7,0
Hoje em dia produções com uma pegada contemplativa não assustam ou surpreendem mais ninguém. Desde que Terrence Malick voltou há 20 anos atrás com Além da Linha Vermelha, o cinema de fluxo (como hoje é difundido filmes de narrativa menos tradicional, com viés mais observacional - e que com certeza estará em voga no Olhar de Cinema) criou inclusive admiradores e autores que se auto-influenciam, partilhando suas vozes afins. Portugal tem apresentado profissionais para o gênero e André Gil Mata ainda pode ser considerado uma aposta. Sem ter lançado filme em circuito ainda por aqui, André já passou pelo Olhar antes e saiu daqui premiado, na terceira edição do festival. Volta com esse longa que passou fora da competição principal de Berlim desse ano, que provoca da maneira certa.
A começar que o filme nos envolve e carrega pra dentro de seu universo com extrema facilidade e rapidez, com uma certa exigência mas cujo processo de imersão se dá bem fácil, tamanho é o grau de sedução de seus recursos. Não dá pra negar que sobra coragem a André já no seu plano inicial, que descobrimos ser uma sequência única de apresentação de 15 minutos, sem diálogos, apenas com o deslocamento da câmera de um cenário a outro, no primeiro com uma mãe e um filho em afastamento imagético que se encaminha para o segundo, onde acontece o oposto com o senhor mais velho no quarto ao lado, em aproximação. Só então o letreiro, que precede novo plano sequência de 13 minutos, onde o idoso carrega uma quantidade crescente de garrafas numa espécie de bambu.
O filme nessa contemplação já citada, onde a primeira palavra dita só acontece com uma hora de projeção, e vai se encerrar aí sim num extenso diálogo entre a criança e o idoso, que finalmente se encontram para uma espécie de acerto de contas. Para além do fato do filme ter um plot twist ligeiramente captado antes da revelação, isso não borra o trabalho de André, que abre seu longa com a espécie de 'tableau vivant' já citado e segue em tom de risco calculado, perseguindo o protagonista através de suas ações externas e insistindo nos planos longos, muito bonitos e com certeza dificultosos. Além disso, o trabalho de som do filme de fato é um capítulo a parte, podendo sozinho gerar um debate entre profissionais específicos, tamanha é a qualidade apresentada da captação sonora.

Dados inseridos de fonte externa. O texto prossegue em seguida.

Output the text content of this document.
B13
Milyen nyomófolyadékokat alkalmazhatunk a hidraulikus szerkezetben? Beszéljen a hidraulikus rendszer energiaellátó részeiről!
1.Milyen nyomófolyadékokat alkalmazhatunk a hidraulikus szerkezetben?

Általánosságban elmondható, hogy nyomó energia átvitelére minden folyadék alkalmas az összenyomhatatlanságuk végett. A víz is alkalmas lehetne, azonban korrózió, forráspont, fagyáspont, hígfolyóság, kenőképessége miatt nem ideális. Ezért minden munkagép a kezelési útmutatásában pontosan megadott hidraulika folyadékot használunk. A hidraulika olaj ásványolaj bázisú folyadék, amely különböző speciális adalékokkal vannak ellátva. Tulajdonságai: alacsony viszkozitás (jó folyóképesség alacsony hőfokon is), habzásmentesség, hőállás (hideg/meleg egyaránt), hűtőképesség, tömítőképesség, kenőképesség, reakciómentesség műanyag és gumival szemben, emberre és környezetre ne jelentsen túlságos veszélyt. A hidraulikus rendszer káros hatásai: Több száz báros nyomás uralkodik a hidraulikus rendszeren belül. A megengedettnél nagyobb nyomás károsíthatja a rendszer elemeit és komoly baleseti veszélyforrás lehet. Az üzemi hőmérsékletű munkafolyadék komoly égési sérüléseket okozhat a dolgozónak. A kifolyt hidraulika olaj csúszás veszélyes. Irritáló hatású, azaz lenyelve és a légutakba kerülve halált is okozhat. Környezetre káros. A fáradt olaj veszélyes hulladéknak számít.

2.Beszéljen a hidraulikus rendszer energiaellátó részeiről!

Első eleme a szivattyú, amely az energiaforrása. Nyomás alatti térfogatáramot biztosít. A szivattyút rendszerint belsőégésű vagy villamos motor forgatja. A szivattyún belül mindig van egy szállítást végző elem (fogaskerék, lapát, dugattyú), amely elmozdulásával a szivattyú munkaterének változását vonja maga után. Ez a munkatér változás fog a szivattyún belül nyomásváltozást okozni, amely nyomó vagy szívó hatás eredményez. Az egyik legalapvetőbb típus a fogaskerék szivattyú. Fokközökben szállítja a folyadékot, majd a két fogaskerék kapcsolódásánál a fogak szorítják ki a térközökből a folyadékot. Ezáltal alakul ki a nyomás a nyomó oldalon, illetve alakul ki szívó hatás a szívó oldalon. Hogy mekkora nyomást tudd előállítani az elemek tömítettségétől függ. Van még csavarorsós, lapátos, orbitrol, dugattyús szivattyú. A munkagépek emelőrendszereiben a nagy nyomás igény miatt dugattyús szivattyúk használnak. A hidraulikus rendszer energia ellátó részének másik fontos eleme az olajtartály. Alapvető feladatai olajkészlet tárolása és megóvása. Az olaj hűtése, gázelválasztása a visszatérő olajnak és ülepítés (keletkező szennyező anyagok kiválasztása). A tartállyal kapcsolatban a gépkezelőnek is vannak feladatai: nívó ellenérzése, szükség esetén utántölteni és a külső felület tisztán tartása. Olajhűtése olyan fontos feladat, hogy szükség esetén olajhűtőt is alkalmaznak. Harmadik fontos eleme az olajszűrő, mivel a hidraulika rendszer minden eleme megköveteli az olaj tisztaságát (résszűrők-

A discussão que o filme levanta é de caráter dúbio. Apesar da beleza do material filmado e realizado, ficam questões abertas. Afinal, a duração é de 1 h e 40, praticamente sem diálogos, onde acompanhamos um senhor carregar garrafas, pendura-las num bambu, levá-las até um barco, descer um rio gelado com elas, para enchê-las e trazer de volta a sua vila. Ao sentar e analisar quadro a quadro (e no fim das contas, o filme é composto por poucos, por tão longos), fica a sensação de que pouca coisa aconteceu nessa narrativa, se é que há uma que não aquela de sempre, homem x natureza. Ainda que a tal reviravolta final ressignifique o todo, fica a impressão de uma certa egolatria por parte do realizador. Ainda que seja a mais forte impressão.